Vico contro Cartesio

A

Sebbene riconoscesse l’importanza dei progressi che l’applicazione del metodo cartesiano aveva permesso di fare alla geometria, all’algebra e alla fisica, Vico riteneva che un sapere fondato in modo esclusivo sul principio del cogito potesse dare luogo ai seguenti problemi:
* Riduzione della ricerca ad una metafisica astratta e incapace di parlare del mondo naturale e civile
* Marginalizzazione della dimensione della fantasia, della poesia, dell’immaginazione, che non vengono più riconosciuti come attori del processo conoscitivo, ma addirittura come suoi potenziali ostacoli

«E poiché oggi l’unico fine degli studi è la verità, noi studiamo la natura in quanto ci sembra certa e non osserviamo la natura umana, perché incertissima a causa dell’arbitrio» (De ratio, p. 83)
* Il metodo cartesiano, che è ricerca di verità lampanti e incontrovertibili (il primo vero), deliberatamente trascura la conoscenza di ciò che non si lascia sottomettere al potere oggettivante della ragione.
* Il metodo cartesiano intende risalire alle leggi immutabili del reale, ma così facendo non tiene conto dei tratti irriducibilmente mutevoli e imprevedibili dell’agire umano.

Critica contro topica
* Critica: è il sapere apodittico-deduttivo in cui, secondo i cartesiani, si incarna il processo della conoscenza chiara e distinta dei concetti.
* Topica: è il processo di inventio e dispositio, ovvero la selezione e la scelta degli argomenti da sottoporre a critica, e che è radicato nella vita, dunque esposto all’azione della fantasia, delle passioni e del caso.
Quando nel processo scientifico scegliamo di occuparci di un dato argomento, chi è che porta quell’argomento all’attenzione del ricercatore? Non certo un processo di critica.
Il cuore della critica di Vico a Cartesio è che Cartesio fa partire il suo metodo da quella che Vico considera la fine. Vico ritiene che il momento cruciale nella ricerca sia il momento della selezione dell’argomento, alla formulazione di un’ipotesi. E quali elementi intervengono nell’intuizione che porta uno scienziato a produrre un’ipotesi scientifica? Elementi di natura inconscia, qualcosa che si rimanda alle passioni. Non è possibile ricondurre tale intuizione ad un processo razionale.
«Oggi si celebra solo la critica, e la topica non solo non procede ma addirittura è lasciata indietro. E ciò a torto, poiché come la scoperta degli argomenti viene per natura prima del giudizio sulla verità, così la topica, come materia di insegnamento, deve precedere la critica» (De ratione, p. 37)
* Attenzione! Critica e topica non vengono messe in contrapposizione netta da Vico, che anzi sembra volere istituire una sorta di continuità fra i due momenti.
* La scienza moderna pone a fondamento del sapere il momento della critica, ovvero dell’analisi razionale. Per Vico, tuttavia, questo è il momento conclusivo del processo conoscitivo, che prende avvio dalla nebulosa intuizione dello studioso, mossa da esigenze e inclinazioni tutt’altro che razionali.

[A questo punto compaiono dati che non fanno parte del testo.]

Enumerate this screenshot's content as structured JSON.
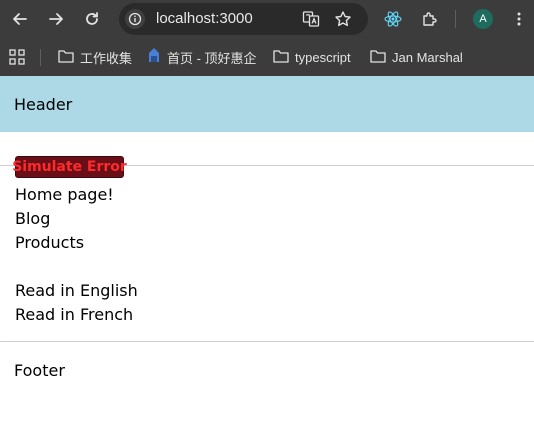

Dalla ricerca del vero alla ricerca del verosimile
Se la verità oggettiva resta inarrivabile per l’uomo, questi deve rivolgersi ad una verità giustificata altrove, nella verosimiglianza, ovvero nel linguaggio, che è lo strumento attraverso il quale agli uomini è dato di produrre un’immagine del mondo  Analogia e metafora vengono rivalutate come strumenti attraverso cui rendere percepibile la verità attraverso la sua trasfigurazione.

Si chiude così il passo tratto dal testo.